The kibbutz, or communal farm, played a key role in the establishment of the Jewish state by defending its borders and providing homes and food for the flood of Jewish immigrants.
During the 1960s and 1970s, many kibbutzim moved far beyond their agrarian roots by branching into industry. In 1968, Deganya A built a diamond-cutting tool factory that continues to be the kibbutz's main employer and primary source of income.
But the good time came to an end during a period of hyperinflation in the 1980s, when kibbutzim defaulted on billions of dollars in loans. A government bailout plan saved them from bankruptcy, though to survive many kibbutzim were forced to undergo a process known as privatization, charging members for meals, utilities and housing, converting cropland into high-priced real estate for shopping malls and opening businesses, hotels and spas and paying members. About 116,000 Israelis still live on kibbutzim, down from a peak of 125,000 in 1994.
Fine acknowledges that Deganya A needed to adapt but should not have compromised its socialist ideals. He is so disappointed by the decision of the kibbutz that he has stopped eating in the dining hall.
"I decided this is not a society I want to be part of," he says.
Shay Shoshany, Deganya's secretary for the past eight years, says he feels for the kibbutz's true idealists but he makes no apologies for the changes.
A year ago, he says, 66 percent of the kibbutz voted to implement the reforms for a trial period. When they voted to make the reforms permanent last month, support had grown stronger with 85 percent in favor.
"Maybe it looks terrible to break the romantic ideals but at the same time I prefer to keep the kibbutz a very strong community than for it to become a romantic memory," he says. "The pioneers would be really proud of the reforms we did."
Ultimately, though, the main force for reform was not economic pressure but the changing outlook of kibbutz members, says Shlomo Getz, a kibbutz specialist at University of Haifa.

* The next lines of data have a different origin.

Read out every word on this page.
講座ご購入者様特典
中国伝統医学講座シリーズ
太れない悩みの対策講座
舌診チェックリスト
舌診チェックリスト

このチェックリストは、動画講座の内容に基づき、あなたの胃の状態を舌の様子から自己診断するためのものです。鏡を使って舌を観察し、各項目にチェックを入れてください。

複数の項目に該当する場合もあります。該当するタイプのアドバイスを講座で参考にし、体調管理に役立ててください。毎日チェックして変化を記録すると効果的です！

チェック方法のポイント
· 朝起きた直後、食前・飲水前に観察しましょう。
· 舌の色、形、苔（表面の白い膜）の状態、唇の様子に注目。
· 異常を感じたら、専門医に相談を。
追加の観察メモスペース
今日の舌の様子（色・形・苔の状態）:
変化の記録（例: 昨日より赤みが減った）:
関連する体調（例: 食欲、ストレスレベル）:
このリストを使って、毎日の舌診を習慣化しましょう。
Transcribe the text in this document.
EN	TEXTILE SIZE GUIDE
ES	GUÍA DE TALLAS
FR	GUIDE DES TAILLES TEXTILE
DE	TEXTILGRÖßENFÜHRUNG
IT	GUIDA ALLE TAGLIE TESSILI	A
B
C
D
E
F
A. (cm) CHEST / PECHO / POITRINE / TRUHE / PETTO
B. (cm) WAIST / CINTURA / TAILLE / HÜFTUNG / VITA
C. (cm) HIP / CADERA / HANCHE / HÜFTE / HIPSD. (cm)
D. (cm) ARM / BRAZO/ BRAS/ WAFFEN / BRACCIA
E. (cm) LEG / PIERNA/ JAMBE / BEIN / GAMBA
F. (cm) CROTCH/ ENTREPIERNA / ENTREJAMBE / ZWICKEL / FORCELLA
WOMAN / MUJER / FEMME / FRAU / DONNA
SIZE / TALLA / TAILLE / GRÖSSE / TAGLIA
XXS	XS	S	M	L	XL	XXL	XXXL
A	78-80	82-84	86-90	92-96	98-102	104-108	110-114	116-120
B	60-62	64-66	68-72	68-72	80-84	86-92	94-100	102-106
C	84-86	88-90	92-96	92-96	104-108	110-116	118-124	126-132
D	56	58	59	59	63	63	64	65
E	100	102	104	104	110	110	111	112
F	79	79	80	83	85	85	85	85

"A kibbutz is open to its surroundings. If society becomes more individualistic and capitalistic its kibbutz members will change," he says.
A few kibbutzim remain the exception to this rule. One of them is Deganya B, less than a half-mile from Deganya A. Founded in 1920, the kibbutz is home to 400 people who preserve the old ways of the kibbutz. They earn the same wage no matter what their job. They eat together in a packed dining hall three meals a day and share a communal laundry and a fleet of cars.
Financially, they are doing well, running a guesthouse, farming and cooking meals for the dining hall in Deganya A, which shut down its kitchen two years ago as the number of diners dwindled. A few months ago, Deganya B also held a vote to adopt capitalist reforms. It was easily defeated.
"Some say change is inevitable," says Uzi Benshalom, 70, a former secretary of Deganya B who believes such reforms would be a mistake. "If they think another system is better, who am I to stop them?"
But in Deganya B, unlike its neighbor, the uncompromising ideals of its founders remain strong for now, he says.
"For 15 years, there have been efforts to change Deganya B," he says. "They work hard, they try, and they fail."